Carbonatation is achieved by adding milk of lime [calcium hydroxide, Ca(OH)2] to the liquor and bubbling carbon dioxide through the mixture. The gas, which is obtained from the manufacture of the lime in the first place, reacts with the lime to form fine crystalline particles of calcium carbonate which occlude the solids. To obtain a stable floc, the pH and temperature of the reaction are carefully controlled. Beet factories use much more lime than cane factories, some 1 to 3% of CaO on beet is used.

The filtration is undertaken with rotary leaf filters where the liquor is pumped from the outside of the leaf to the middle where the clear liquor is collected or in a clarifier where settling occurs. As the layer of floc builds up in a leaf filter it increase the pressure drop across the system until the filter is effectively choked and taken off line for cleaning. The clarifier is run continuously however. The lime mud that is collected from either method is still wet with sugar liquor so it is de-sweetened by slurrying with water - the resultant sweet water is used elsewhere in the process - and re-filtering it to a mud with 50% or less moisture. The mud is then dumped or used as lime on fields.

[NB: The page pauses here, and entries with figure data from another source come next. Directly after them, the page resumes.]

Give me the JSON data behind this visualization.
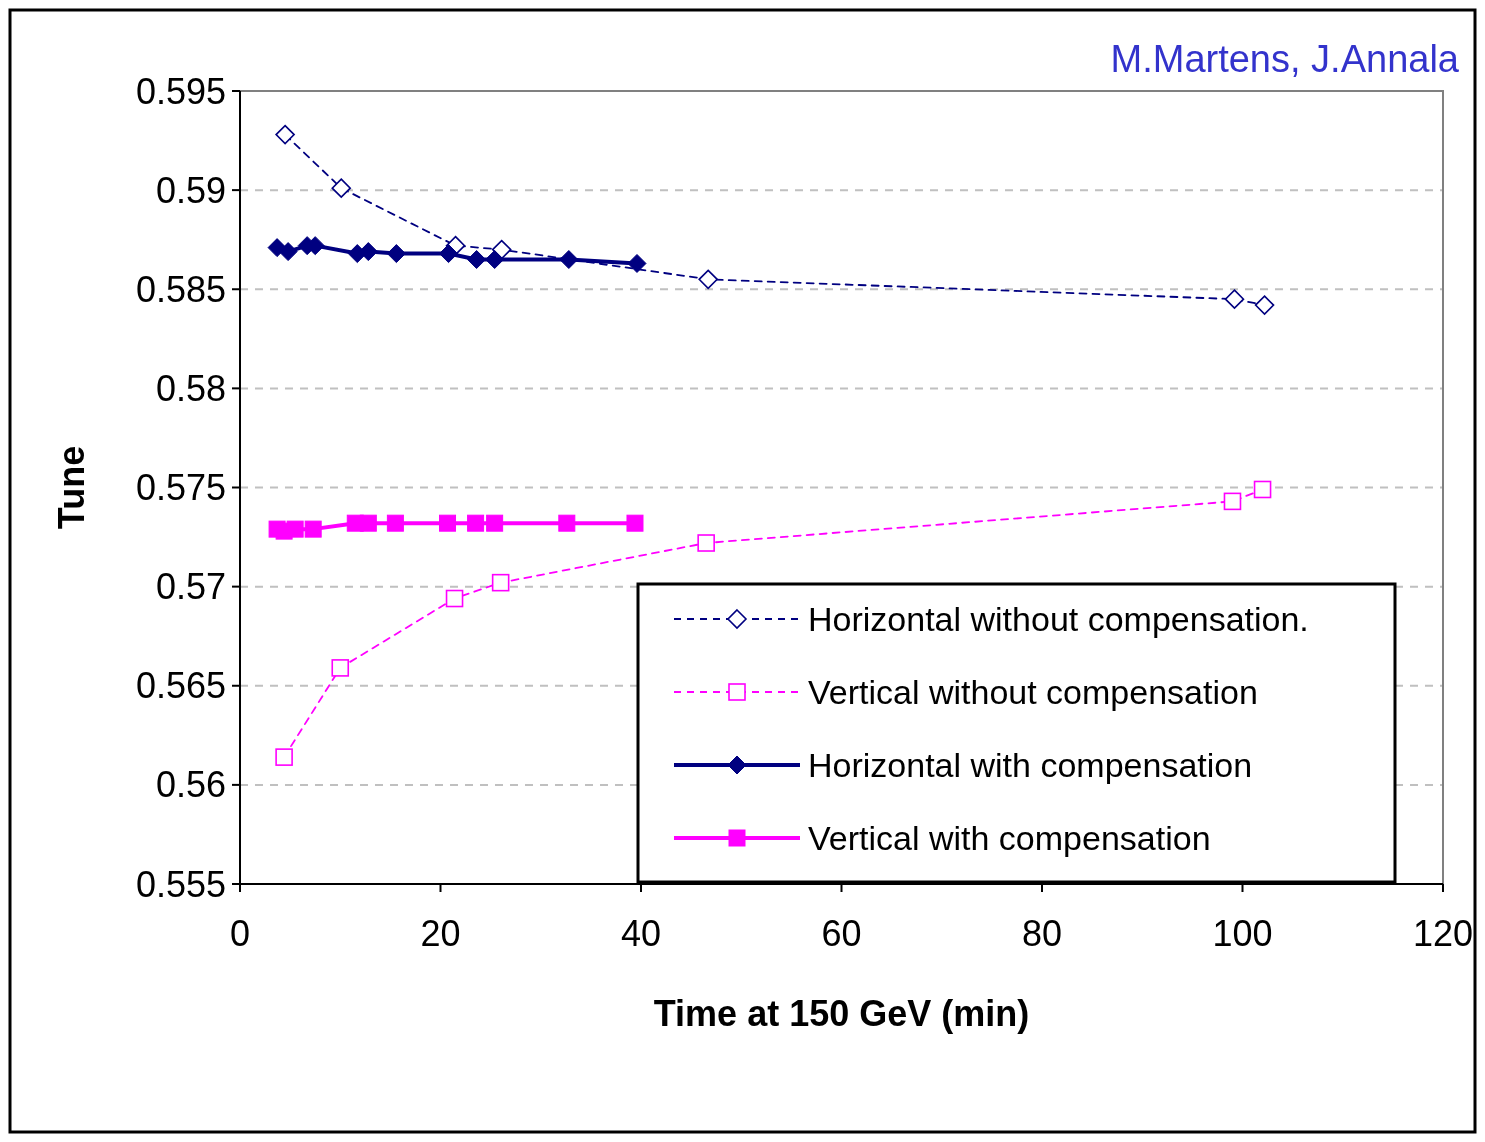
{
  "chart_data": {
    "type": "line",
    "xlabel": "Time at 150 GeV (min)",
    "ylabel": "Tune",
    "annotations": [
      "M.Martens, J.Annala"
    ],
    "xlim": [
      0,
      120
    ],
    "xticks": [
      0,
      20,
      40,
      60,
      80,
      100,
      120
    ],
    "ylim": [
      0.555,
      0.595
    ],
    "yticks": [
      0.555,
      0.56,
      0.565,
      0.57,
      0.575,
      0.58,
      0.585,
      0.59,
      0.595
    ],
    "grid": "y",
    "legend": "bottom right",
    "series": [
      {
        "name": "Horizontal without compensation.",
        "color": "#000080",
        "marker": "diamond",
        "line_style": "dashed",
        "x": [
          4.5,
          10.1,
          21.5,
          26.1,
          46.7,
          99.2,
          102.2
        ],
        "values": [
          0.5928,
          0.5901,
          0.5872,
          0.587,
          0.5855,
          0.5845,
          0.5842
        ]
      },
      {
        "name": "Vertical without compensation",
        "color": "#ff00ff",
        "marker": "square",
        "line_style": "dashed",
        "x": [
          4.4,
          10,
          21.4,
          26,
          46.5,
          99,
          102
        ],
        "values": [
          0.5614,
          0.5659,
          0.5694,
          0.5702,
          0.5722,
          0.5743,
          0.5749
        ]
      },
      {
        "name": "Horizontal with compensation",
        "color": "#000080",
        "marker": "diamond",
        "line_style": "solid",
        "x": [
          3.7,
          4.8,
          6.7,
          7.5,
          11.7,
          12.8,
          15.6,
          20.8,
          23.6,
          25.4,
          32.8,
          39.6
        ],
        "values": [
          0.5871,
          0.5869,
          0.5872,
          0.5872,
          0.5868,
          0.5869,
          0.5868,
          0.5868,
          0.5865,
          0.5865,
          0.5865,
          0.5863
        ]
      },
      {
        "name": "Vertical with compensation",
        "color": "#ff00ff",
        "marker": "square",
        "line_style": "solid",
        "x": [
          3.7,
          4.4,
          5.5,
          7.3,
          11.5,
          12.8,
          15.5,
          20.7,
          23.5,
          25.4,
          32.6,
          39.4
        ],
        "values": [
          0.5729,
          0.5728,
          0.5729,
          0.5729,
          0.5732,
          0.5732,
          0.5732,
          0.5732,
          0.5732,
          0.5732,
          0.5732,
          0.5732
        ]
      }
    ]
  }
}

The efficiency of the factory depends substantially on the use of multiple effect evaporation, as with the raw cane sugar factory. It is even more important for the beet factory because there is no surplus fibre available to porvide fuel for the power house. The greater the number of effects, the less steam is required to drive the first effect. Each subsequent effect is heated by the vapour from the previous effect so has to be operated at a lower temperature and therefore lower pressure. In is not unusual to see 6 and sometimes 7 effects in a beet factory although many cane factories only have 3 or 4 effects.